Долганов умолк, вспомнив о прекрасной смерти Андрея.
Нельзя было не вспомнить сейчас о Ковалеве. Но и нельзя было рассказать о нем Кононову. И без того Виктор видит себя неприглядным. А ежели сравнит себя с Ковалевым, совсем падет духом. Да и хватит морализировать. Человека выправляют не слова, а дела, заразительный пример общего труда.
Щенок повизгивал в полноте чувств, облизывая острым язычком пальцы Кононова и покусывая их мелкими, неокрепшими зубами. Кононов легонько щелкнул его в холодный влажный нос, и щенок обиженно тявкнул. Летчик невесело усмехнулся, виновато сказал:
— Расскажи о своих делах, Николай. Говорили, у тебя нелады с Ручьевым. Из-за Неделяева будто.
— С него началось, а дальше — больше. Впрочем, кажется, все это окончилось. Военный совет не согласился с выводами комиссии. Бог не выдаст, свинья не съест.
— Однако ты не в своем дивизионе?
— Это — что меня здесь застал? Думаешь, погнали проветриться? Нет. По своему желанию. Ведь новые торпедные катера с большим радиусом действия. С радиолокацией. Их можно любопытно использовать в операции с взаимодействием.
— Наши разведчики и истребители уже работают с ними.
— Знаю. Но хочу это взаимодействие расширить. Чтобы третьим элементом, и притом основным, были мои корабли.
— Вот оно что! Ты мне весной еще говорил… Ведь так? Для большого внезапного удара в море? Для сражения, от которого фашистам нельзя будет увильнуть?
Кононов оживился.
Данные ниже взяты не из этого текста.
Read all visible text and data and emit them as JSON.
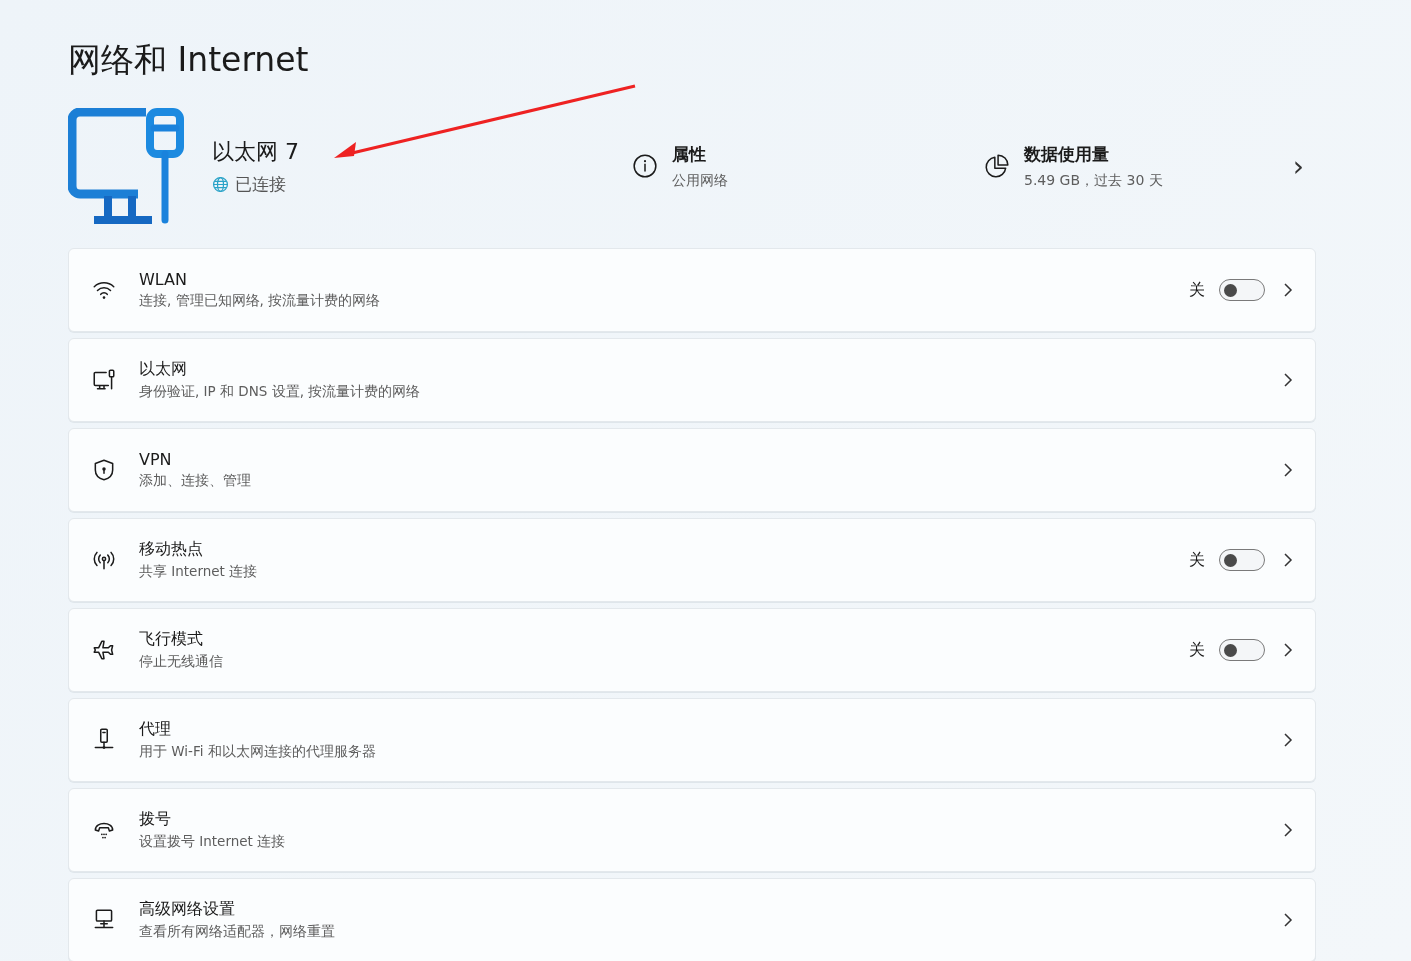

Задавая вопросы, чтобы лучше вникнуть в планы Долганова, перегнулся к нему и спустил щенка на землю.
Николай Ильич пожал плечами.
— Как говорят гражданские, текучка мешала. Ручьев — надо не надо — дивизион направлял в конвои. А то меня старшим посылал в эскорт с чужими кораблями. Ну вот, задержался в разработке планов. Но теперь уже могу командующему доложить все расчеты. Что важно — соединение глубокой разведки с оперативной активностью, широкого маневра с комбинированием плотности и мощи боевых средств.
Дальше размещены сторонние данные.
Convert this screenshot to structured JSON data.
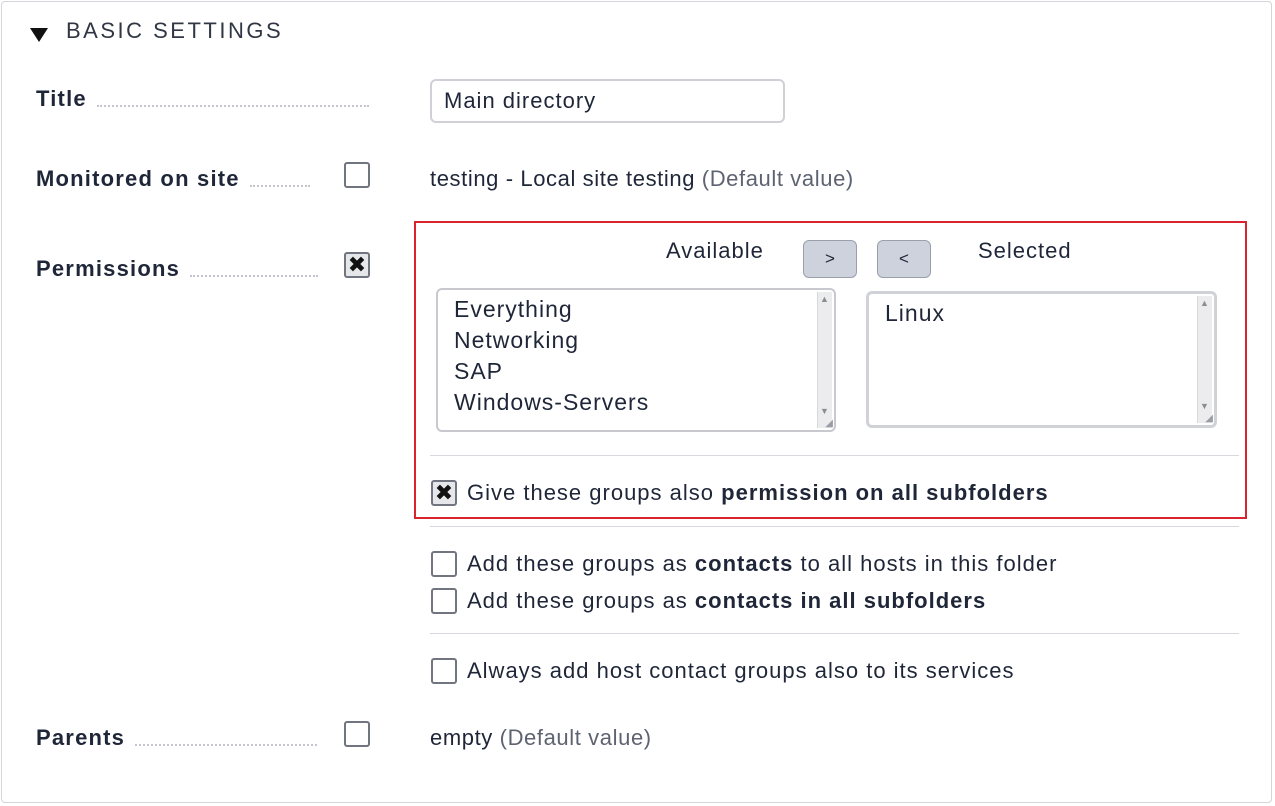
{
  "section": {
    "title": "BASIC SETTINGS"
  },
  "title_field": {
    "label": "Title",
    "value": "Main directory"
  },
  "monitored": {
    "label": "Monitored on site",
    "value": "testing - Local site testing",
    "default_note": "(Default value)"
  },
  "permissions": {
    "label": "Permissions",
    "available_label": "Available",
    "selected_label": "Selected",
    "add_button": ">",
    "remove_button": "<",
    "available_items": [
      "Everything",
      "Networking",
      "SAP",
      "Windows-Servers"
    ],
    "selected_items": [
      "Linux"
    ],
    "subfolders_option": {
      "prefix": "Give these groups also ",
      "bold": "permission on all subfolders",
      "checked": true
    }
  },
  "contacts": {
    "hosts_option": {
      "prefix": "Add these groups as ",
      "bold": "contacts",
      "suffix": " to all hosts in this folder"
    },
    "subfolders_option": {
      "prefix": "Add these groups as ",
      "bold": "contacts in all subfolders"
    },
    "services_option": {
      "text": "Always add host contact groups also to its services"
    }
  },
  "parents": {
    "label": "Parents",
    "value": "empty",
    "default_note": "(Default value)"
  },
  "colors": {
    "highlight_border": "#d9232e",
    "text": "#1e2638",
    "button_bg": "#ced2dc"
  }
}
— По-моему, в таком деле нужны и штурмовики и торпедоносцы! — воскликнул Кононов и сразу увял: — Ах, не вовремя потерял я свою машину.
— Хочешь вместе поработать, так я тебе другую задачу предложу.
— Ну? Наверно, штабную консультацию, — Кононов покачал головой. — Ничего не выйдет из этого, я исполнитель в воздухе.
— Конечно, исполнителем ты можешь быть отличным. Но не пора ли тебе посмотреть на свой опыт не с личной точки зрения, а с государственной?
Николай Ильич перебил летчика с такой сухостью и резкостью, что к Кононову сразу вернулось ощущение своей вины. Он как-то покорно сказал:
— Я очень хочу участвовать в твоем замысле, Николай, очень. Не сердись и реши сам, чем, в какой роли я могу быть полезен.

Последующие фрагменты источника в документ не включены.